Federal Education Policy

in Education

Introduction

Updated as of January 2020.


Before passage of the Elementary and Secondary Education Act (ESEA) in 1965, the United States Congress generally adhered to the principle that the federal government had no authority to undertake functions and duties not enumerated in the U.S. Constitution. Because the power to fund or regulate public education is not expressly stated in the Constitution, Congress relied on families, communities, and state and local governments to direct the education of the citizenry. As an acknowledgment of this fact, many states, including North Carolina, included passages on public education in their statutes and state constitutions.

Since the rise of federal activism after World War II, Congress has continued to enlarge the federal government’s financial and regulatory role in public education. By the late 1960s, the federal government had committed to redistributing federal revenues to supplement state education expenditures for special-needs children (IDEA), low-income students (Title I), child nutrition (National School Lunch Program), and vocational education (Perkins).

At no time before did the federal government’s role become larger, or more controversial, than Congress’ 2002 reauthorization of ESEA, also known as No Child Left Behind.
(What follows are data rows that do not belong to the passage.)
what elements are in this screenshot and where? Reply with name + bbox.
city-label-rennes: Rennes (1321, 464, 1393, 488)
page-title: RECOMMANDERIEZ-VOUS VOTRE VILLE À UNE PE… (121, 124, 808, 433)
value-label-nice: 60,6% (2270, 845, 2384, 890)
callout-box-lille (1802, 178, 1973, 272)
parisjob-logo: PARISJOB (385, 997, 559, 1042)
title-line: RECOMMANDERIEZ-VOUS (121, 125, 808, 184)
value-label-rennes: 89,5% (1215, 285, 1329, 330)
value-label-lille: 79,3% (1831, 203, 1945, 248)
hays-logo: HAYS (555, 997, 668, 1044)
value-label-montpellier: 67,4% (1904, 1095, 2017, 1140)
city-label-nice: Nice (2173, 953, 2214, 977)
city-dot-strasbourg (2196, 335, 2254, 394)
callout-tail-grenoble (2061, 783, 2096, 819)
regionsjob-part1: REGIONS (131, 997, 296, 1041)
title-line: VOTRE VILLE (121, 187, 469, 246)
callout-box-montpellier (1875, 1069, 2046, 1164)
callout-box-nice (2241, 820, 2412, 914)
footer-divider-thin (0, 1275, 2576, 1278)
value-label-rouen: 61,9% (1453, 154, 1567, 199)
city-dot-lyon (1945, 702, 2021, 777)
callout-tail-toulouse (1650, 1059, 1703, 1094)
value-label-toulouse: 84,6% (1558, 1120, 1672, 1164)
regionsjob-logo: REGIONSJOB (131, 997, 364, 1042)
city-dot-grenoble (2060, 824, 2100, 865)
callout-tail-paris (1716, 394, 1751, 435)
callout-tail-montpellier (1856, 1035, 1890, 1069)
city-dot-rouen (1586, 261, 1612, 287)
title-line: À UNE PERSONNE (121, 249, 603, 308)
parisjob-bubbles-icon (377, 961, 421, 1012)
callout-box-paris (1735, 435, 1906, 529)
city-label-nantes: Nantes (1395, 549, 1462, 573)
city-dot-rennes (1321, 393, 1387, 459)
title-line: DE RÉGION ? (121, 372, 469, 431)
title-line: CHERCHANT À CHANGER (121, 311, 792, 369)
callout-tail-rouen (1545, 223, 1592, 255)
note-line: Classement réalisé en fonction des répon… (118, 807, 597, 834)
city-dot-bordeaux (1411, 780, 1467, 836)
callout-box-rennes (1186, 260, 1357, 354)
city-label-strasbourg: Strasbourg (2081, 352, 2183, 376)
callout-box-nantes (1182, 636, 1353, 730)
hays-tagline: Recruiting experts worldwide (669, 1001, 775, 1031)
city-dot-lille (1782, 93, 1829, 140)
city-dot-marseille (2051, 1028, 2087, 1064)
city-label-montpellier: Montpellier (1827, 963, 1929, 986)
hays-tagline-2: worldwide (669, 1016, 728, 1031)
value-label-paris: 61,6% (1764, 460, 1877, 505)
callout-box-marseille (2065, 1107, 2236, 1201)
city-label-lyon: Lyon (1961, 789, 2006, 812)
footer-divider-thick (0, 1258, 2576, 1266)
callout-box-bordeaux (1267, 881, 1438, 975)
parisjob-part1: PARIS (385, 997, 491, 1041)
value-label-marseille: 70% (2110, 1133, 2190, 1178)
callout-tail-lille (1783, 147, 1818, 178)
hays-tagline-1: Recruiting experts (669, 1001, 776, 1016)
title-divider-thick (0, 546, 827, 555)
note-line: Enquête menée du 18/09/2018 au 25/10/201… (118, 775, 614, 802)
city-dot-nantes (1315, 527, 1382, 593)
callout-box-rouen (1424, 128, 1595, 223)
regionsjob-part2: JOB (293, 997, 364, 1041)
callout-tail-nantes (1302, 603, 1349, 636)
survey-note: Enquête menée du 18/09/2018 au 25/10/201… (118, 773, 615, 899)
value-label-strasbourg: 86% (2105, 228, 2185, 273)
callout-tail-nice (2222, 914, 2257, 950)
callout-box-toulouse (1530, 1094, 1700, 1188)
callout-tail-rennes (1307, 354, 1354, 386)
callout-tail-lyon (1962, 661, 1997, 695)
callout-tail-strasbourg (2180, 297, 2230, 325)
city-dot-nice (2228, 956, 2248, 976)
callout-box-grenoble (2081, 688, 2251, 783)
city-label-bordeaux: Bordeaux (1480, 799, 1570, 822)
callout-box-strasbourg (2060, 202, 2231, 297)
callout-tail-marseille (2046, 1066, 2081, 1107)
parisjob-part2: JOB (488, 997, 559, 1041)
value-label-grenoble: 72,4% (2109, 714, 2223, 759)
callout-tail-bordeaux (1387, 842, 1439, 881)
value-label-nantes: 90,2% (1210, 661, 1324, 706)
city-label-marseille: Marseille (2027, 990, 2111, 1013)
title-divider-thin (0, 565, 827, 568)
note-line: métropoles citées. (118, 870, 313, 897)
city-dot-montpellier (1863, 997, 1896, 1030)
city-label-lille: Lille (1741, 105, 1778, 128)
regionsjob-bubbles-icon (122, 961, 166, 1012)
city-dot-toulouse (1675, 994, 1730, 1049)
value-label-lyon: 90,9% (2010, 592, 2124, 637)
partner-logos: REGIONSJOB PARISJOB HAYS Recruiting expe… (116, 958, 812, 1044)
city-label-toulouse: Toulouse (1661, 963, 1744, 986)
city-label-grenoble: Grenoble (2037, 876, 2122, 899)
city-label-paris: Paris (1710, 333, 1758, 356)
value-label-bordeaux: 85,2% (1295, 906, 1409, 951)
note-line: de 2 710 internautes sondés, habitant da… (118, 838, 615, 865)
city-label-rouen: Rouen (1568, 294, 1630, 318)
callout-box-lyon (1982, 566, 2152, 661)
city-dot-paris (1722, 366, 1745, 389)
This bipartisan law imposed new testing, reporting, and accountability requirements on states, which they begrudgingly implemented to keep federal K-12 education dollars flowing into state coffers.

The Every Student Succeeds Act (ESSA) is the latest reauthorization of the Elementary and Secondary Education Act and borrows from the No Child Left Behind blueprint. President Barack Obama signed ESSA into law in December 2015. The Trump administration, specifically Secretary of Education Betsy DeVos, is responsible for its implementation.
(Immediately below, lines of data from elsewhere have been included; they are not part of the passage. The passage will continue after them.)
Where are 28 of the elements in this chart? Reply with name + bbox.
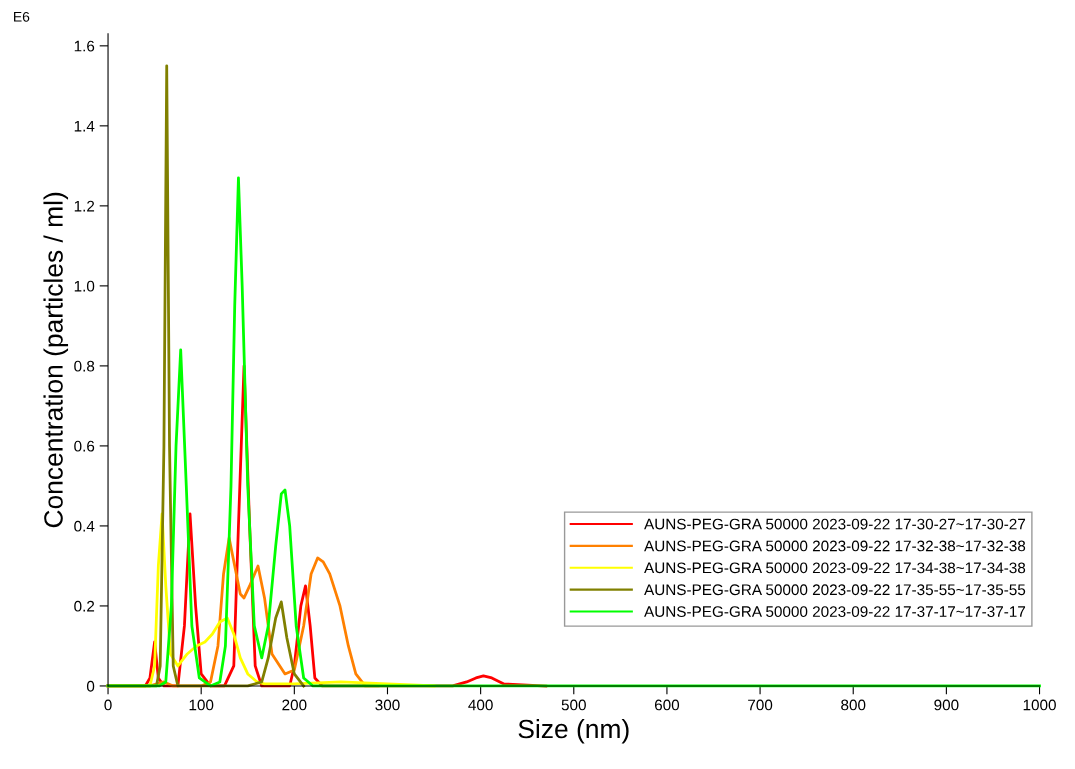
y-tick-label: 1.0 (74, 280, 95, 292)
x-tick-label: 1000 (1023, 699, 1056, 711)
y-tick-label: 0.4 (74, 520, 95, 532)
x-tick-label: 700 (748, 699, 773, 711)
legend-label: AUNS-PEG-GRA 50000 2023-09-22 17-30-27~17-30-27 (644, 518, 1026, 530)
y-tick-label: 0 (86, 680, 95, 692)
x-tick-label: 500 (561, 699, 586, 711)
y-tick-label: 1.4 (74, 120, 95, 132)
x-tick-label: 0 (104, 699, 112, 711)
y-tick-label: 1.2 (74, 200, 95, 212)
y-tick-label: 0.6 (74, 440, 95, 452)
x-tick-label: 100 (189, 699, 214, 711)
legend-label: AUNS-PEG-GRA 50000 2023-09-22 17-35-55~17-35-55 (644, 584, 1026, 596)
x-tick-label: 200 (282, 699, 307, 711)
y-tick-label: 0.8 (74, 360, 95, 372)
x-tick-label: 900 (934, 699, 959, 711)
y-tick-label: 0.2 (74, 600, 95, 612)
legend-label: AUNS-PEG-GRA 50000 2023-09-22 17-34-38~17-34-38 (644, 562, 1026, 574)
x-tick-label: 600 (654, 699, 680, 711)
text: E6 (14, 11, 30, 22)
x-tick-label: 400 (468, 699, 493, 711)
y-axis-title: Concentration (particles / ml) (43, 192, 69, 528)
legend-label: AUNS-PEG-GRA 50000 2023-09-22 17-37-17~17-37-17 (644, 606, 1026, 618)
legend-label: AUNS-PEG-GRA 50000 2023-09-22 17-32-38~17-32-38 (644, 540, 1026, 552)
x-tick-label: 300 (375, 699, 400, 711)
x-axis-title: Size (nm) (518, 718, 629, 744)
x-tick-label: 800 (841, 699, 866, 711)
y-tick-label: 1.6 (74, 40, 95, 52)
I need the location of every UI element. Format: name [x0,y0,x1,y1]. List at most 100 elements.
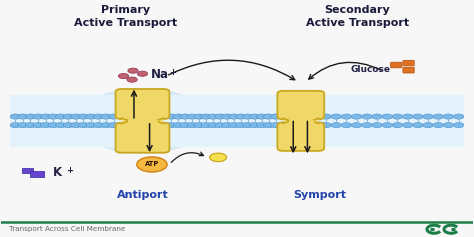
Circle shape [341,114,352,119]
Circle shape [201,114,211,119]
Circle shape [443,123,454,128]
Circle shape [86,114,96,119]
Circle shape [18,114,28,119]
Circle shape [137,157,167,172]
Circle shape [137,71,148,76]
Circle shape [331,114,341,119]
FancyBboxPatch shape [116,89,169,119]
Circle shape [194,114,204,119]
Circle shape [222,123,232,128]
Circle shape [101,123,111,128]
Circle shape [48,123,58,128]
Circle shape [63,123,73,128]
Circle shape [78,123,89,128]
Circle shape [55,114,66,119]
Circle shape [321,114,331,119]
Circle shape [208,114,218,119]
Circle shape [71,123,81,128]
Circle shape [93,123,104,128]
Circle shape [118,73,129,79]
Circle shape [243,123,253,128]
Circle shape [256,114,267,119]
Text: ATP: ATP [145,161,159,168]
Text: Secondary
Active Transport: Secondary Active Transport [306,5,409,28]
Circle shape [362,114,372,119]
Circle shape [243,114,253,119]
Circle shape [249,114,260,119]
Text: Primary
Active Transport: Primary Active Transport [74,5,177,28]
Circle shape [25,114,36,119]
Text: Glucose: Glucose [351,65,391,74]
Circle shape [249,95,353,147]
Circle shape [352,123,362,128]
Circle shape [443,114,454,119]
Circle shape [48,114,58,119]
Circle shape [40,114,51,119]
Circle shape [25,123,36,128]
Circle shape [341,123,352,128]
Circle shape [382,114,392,119]
Circle shape [71,114,81,119]
Circle shape [236,114,246,119]
Circle shape [270,114,281,119]
Circle shape [454,114,464,119]
Text: K: K [53,166,62,179]
Circle shape [423,123,433,128]
Circle shape [78,114,89,119]
Circle shape [101,114,111,119]
Circle shape [264,114,274,119]
Circle shape [208,123,218,128]
Circle shape [201,123,211,128]
Circle shape [166,114,176,119]
Text: Symport: Symport [293,190,346,200]
Circle shape [215,123,225,128]
Bar [284,115,318,126]
Circle shape [270,123,281,128]
Text: Na: Na [151,68,169,82]
Circle shape [264,123,274,128]
Circle shape [402,123,413,128]
Circle shape [40,123,51,128]
Circle shape [372,123,382,128]
Circle shape [382,123,392,128]
FancyBboxPatch shape [391,62,402,68]
Circle shape [413,114,423,119]
Circle shape [173,123,183,128]
Circle shape [352,114,362,119]
Circle shape [433,123,444,128]
Circle shape [454,123,464,128]
Circle shape [128,68,138,73]
Circle shape [127,77,137,82]
Circle shape [392,114,403,119]
Circle shape [331,123,341,128]
Circle shape [10,123,20,128]
Circle shape [93,114,104,119]
Circle shape [236,123,246,128]
Circle shape [76,88,209,154]
FancyBboxPatch shape [403,67,414,73]
FancyBboxPatch shape [403,60,414,66]
Circle shape [372,114,382,119]
FancyBboxPatch shape [277,91,324,119]
Circle shape [109,114,119,119]
Circle shape [109,123,119,128]
Circle shape [321,123,331,128]
Circle shape [180,123,191,128]
Circle shape [33,114,43,119]
Circle shape [180,114,191,119]
FancyBboxPatch shape [116,123,169,153]
Circle shape [433,114,444,119]
Text: Transport Across Cell Membrane: Transport Across Cell Membrane [9,226,126,232]
Text: Antiport: Antiport [117,190,168,200]
Circle shape [222,114,232,119]
Circle shape [187,114,197,119]
Bar [122,115,163,127]
Circle shape [55,123,66,128]
FancyBboxPatch shape [277,122,324,151]
Circle shape [249,123,260,128]
Circle shape [187,123,197,128]
Circle shape [392,123,403,128]
Circle shape [173,114,183,119]
Circle shape [18,123,28,128]
Text: +: + [66,166,73,175]
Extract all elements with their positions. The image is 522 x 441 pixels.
In 2017, the U.S. Department of Education required state education agencies to submit a consolidated state plan that details how their public education system will comply with the various requirements of the law. State education officials were required to identify and initiate research-based interventions in the state’s lowest-performing schools. Like No Child Left Behind, ESSA also requires states to administer math and reading tests to students in grades 3-8 and high school. States must report those results in the aggregate and by student racial and demographic subgroups. Another provision requires all states to begin reporting school-level financial data to the department starting in 2019.
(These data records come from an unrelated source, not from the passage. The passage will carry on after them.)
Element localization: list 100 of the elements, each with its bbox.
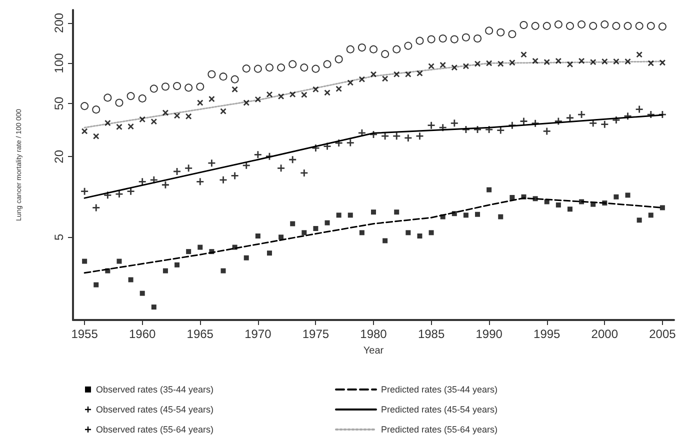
point	[450, 35, 458, 44]
point	[301, 92, 308, 98]
point	[381, 50, 390, 58]
point	[126, 92, 135, 100]
point	[358, 129, 366, 136]
point	[324, 142, 331, 150]
point	[312, 86, 319, 92]
point	[498, 214, 504, 220]
legend-label: Observed rates (35-44 years)	[96, 384, 214, 394]
point	[230, 75, 239, 84]
point	[416, 70, 423, 76]
point	[406, 230, 411, 236]
point	[255, 233, 260, 238]
point	[659, 60, 666, 66]
point	[346, 45, 354, 54]
point	[648, 212, 654, 218]
point	[323, 60, 332, 68]
point	[358, 44, 366, 52]
point	[162, 110, 168, 116]
x-tick-label: 1965	[186, 327, 214, 341]
point	[660, 205, 665, 210]
point	[335, 140, 342, 146]
point	[531, 22, 540, 30]
x-tick-label: 1995	[534, 327, 561, 341]
point	[646, 22, 655, 30]
point	[173, 82, 182, 90]
point	[140, 290, 145, 296]
point	[554, 20, 562, 28]
point	[265, 64, 274, 72]
point	[440, 62, 446, 68]
point	[428, 63, 434, 70]
point	[544, 199, 550, 204]
point	[567, 61, 573, 68]
point	[289, 156, 296, 164]
point	[392, 45, 401, 54]
point	[302, 230, 307, 236]
point	[382, 76, 388, 82]
point	[220, 108, 226, 114]
point	[220, 268, 226, 274]
point	[208, 96, 215, 102]
point	[647, 111, 654, 118]
point	[658, 22, 666, 31]
point	[115, 98, 124, 107]
point	[578, 20, 586, 28]
point	[266, 250, 272, 256]
point	[394, 210, 400, 215]
point	[162, 181, 169, 188]
point	[520, 118, 528, 125]
x-tick-label: 1980	[360, 327, 388, 341]
point	[300, 169, 308, 176]
legend-label: Predicted rates (35-44 years)	[381, 384, 498, 394]
point	[290, 221, 296, 226]
point	[614, 194, 619, 200]
point	[151, 304, 156, 310]
point	[266, 91, 272, 98]
point	[346, 139, 354, 146]
x-tick-label: 1975	[302, 327, 330, 341]
point	[94, 282, 99, 288]
point	[116, 190, 123, 198]
point	[92, 204, 100, 212]
point	[184, 84, 193, 92]
point	[92, 106, 100, 114]
point	[521, 194, 526, 200]
point	[578, 58, 585, 64]
point	[150, 176, 158, 184]
y-tick-label: 20	[52, 150, 66, 164]
point	[463, 212, 468, 218]
point	[486, 187, 492, 192]
legend-label: Observed rates (45-54 years)	[96, 404, 214, 414]
point	[404, 134, 412, 142]
legend-label: Predicted rates (55-64 years)	[381, 424, 498, 434]
point	[93, 133, 100, 140]
point	[208, 70, 216, 78]
point	[450, 120, 458, 127]
point	[81, 188, 88, 195]
point	[243, 100, 250, 106]
point	[197, 100, 204, 106]
point	[219, 72, 228, 81]
point	[496, 28, 505, 36]
point	[220, 176, 227, 184]
point	[370, 45, 378, 54]
point	[474, 60, 480, 67]
point	[254, 96, 261, 102]
point	[242, 162, 250, 169]
point	[462, 63, 469, 70]
point	[508, 30, 516, 38]
point	[128, 124, 134, 130]
point	[520, 52, 527, 58]
point	[150, 118, 157, 125]
point	[278, 234, 284, 240]
point	[428, 122, 435, 129]
point	[138, 94, 146, 102]
point	[161, 82, 170, 91]
point	[104, 94, 112, 102]
point	[475, 212, 480, 217]
legend-label: Predicted rates (45-54 years)	[381, 404, 498, 414]
point	[625, 192, 630, 198]
point	[370, 71, 376, 78]
point	[382, 132, 389, 140]
point	[636, 106, 643, 113]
While ESSA is an improvement over No Child Left Behind, it continues to give the federal government a sizable presence in state accountability efforts. The federal government’s growing financial and ideological encroachment into public education, by Republicans and Democrats alike, invites the kind of centralization of public schooling wisely resisted by generations of Americans.

Key Facts

  • While most federal education funds are earmarked for special-needs children, low-income students, child nutrition, and vocational education, occasionally the U.S. Congress will authorize discretionary, multiyear initiatives, such as the American Recovery and Reinvestment Act (also called the “Stimulus”), and the Education Jobs Fund.
  • Current expense expenditures from federal funds totaled $1.38 billion and accounted for only 10 percent of North Carolina’s $13.92 billion public school operating budget for the 2018-19 school year. Virtually none of the state’s capital expenditures included federal funds and seldom do.
  • During the 2018-19 school year, North Carolina public schools used federal funds to support 12,424 public school employees, or 6.75 percent of all district school personnel in the state.
  • The 2017 federal tax reform legislation included a provision that allows families to use tax-free funds deposited in a 529 college savings plan for elementary and secondary private school tuition.

 

Recommendations

  1. Recognize there is no such thing as “free money” from the federal government. Ever. No state has ever received federal education funding without strings attached. Meeting those requirements may place extraordinary financial and administrative burdens on its recipients. Federal training and reporting mandates for school-based administrators and educators, for example, consume time that could otherwise be spent in more productive enterprises, such as improvement of classroom instruction.
  2. Acknowledge that federal funds do not appear out of thin air. Current and future taxpayers, not elected officials and bureaucrats in Washington, D.C., bear the burden of repaying every dollar spent or borrowed by the federal government.
  3. Refuse to accept any federal grant that interferes with the opportunity for children to receive the best education possible. The first question that should be asked is, “Will these federal funds detract, in any way, from school supervision or classroom instruction?”
  1. If using federal funds, use them prudently. For example, school districts should reject invitations to use temporary federal grant dollars to fund permanent teaching positions.